Bunny, who had leaned close to eavesdrop, stepped back and looked at Top. “What the fuck is going on here?”

“I don’t know, Farmboy, but the man said to get our asses into the wind, so let’s boogie.”

Bunny lingered for one moment longer, first looking at the bodies sprawled in the motel room and then turning to gaze at the smears of blood where Big Bob had gone down.

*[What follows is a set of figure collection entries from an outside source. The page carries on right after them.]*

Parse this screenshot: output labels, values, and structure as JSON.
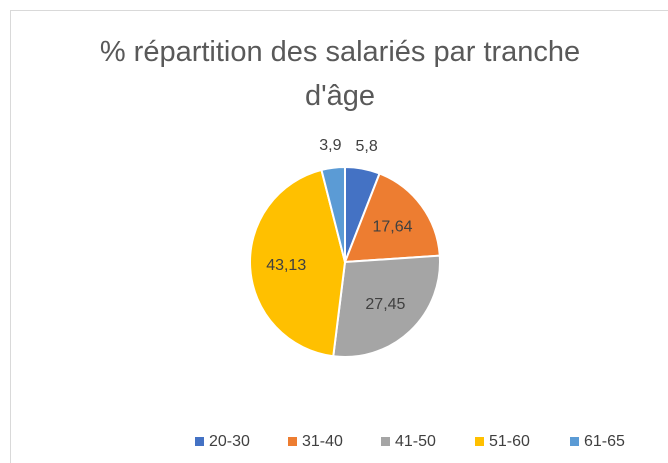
{
  "chart_data": {
    "type": "pie",
    "title": "% répartition des salariés par tranche d'âge",
    "categories": [
      "20-30",
      "31-40",
      "41-50",
      "51-60",
      "61-65"
    ],
    "values": [
      5.8,
      17.64,
      27.45,
      43.13,
      3.9
    ],
    "value_labels": [
      "5,8",
      "17,64",
      "27,45",
      "43,13",
      "3,9"
    ],
    "colors": [
      "#4472c4",
      "#ed7d31",
      "#a5a5a5",
      "#ffc000",
      "#5b9bd5"
    ],
    "legend": "bottom"
  }
}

“Son of a bitch must pay,” Bunny said.

Top nodded. “Hooah.”

Then they were gone.

Chapter Fourteen

Cotonou, Benin

Six days ago

Dr. Arjeta Hlasek sat back in her chair, her pointed chin resting on the tips of steepled fingers. Her expression was a patchwork of doubt, concern, and alarm. The two doctors who sat on the other side of her desk looked road worn and deeply stressed, their eyes hollow with exhaustion. Both of them sat straight in their chairs, their hands fidgeting on the stacks of test results and lab reports they each had on their laps.

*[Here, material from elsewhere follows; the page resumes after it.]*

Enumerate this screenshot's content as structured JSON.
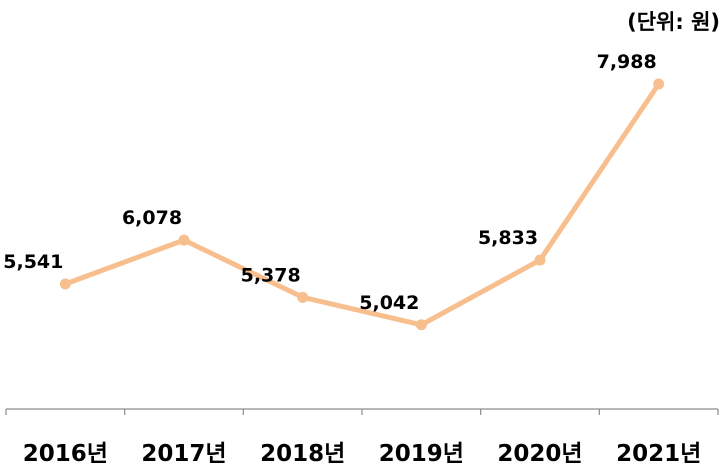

“I… don’t know what to say,” began Dr. Hlasek. “This is disturbing to say the least, but what you’re describing… Well, I don’t know.”

The younger of her visitors, Dr. Rina Panjay, leaned forward, her voice low and urgent. “Dr. Hlasek… we’ve done the tests. We’ve had blind verification from two separate labs, and they verify what our own tests show.”

“She’s right, Arjeta,” agreed Thomas Smithwick. “And I can understand your hesitation. I didn’t believe it, either, when Rina first told me. I ran every kind of test I could think of-most of them several times. The lab work doesn’t even vary; it’s not like there’s a margin for error here.”

“But,” Dr. Hlasek said, half-smiling, “a genetic disease that has mysteriously mutated into a waterborne pathogen? There’s no precedent for something like this.”

Smithwick paused, then said, “There wouldn’t be… not outside of a biological warfare facility.”

“You think that’s what you’ve found? A new bioweapon that somehow escaped quarantine and has gotten into the water supply in Ouémé? That’s a lot to swallow, Thomas. Who would do such a thing? Moreover, who would fund research of that kind? It’s absurd; it’s fantasy.”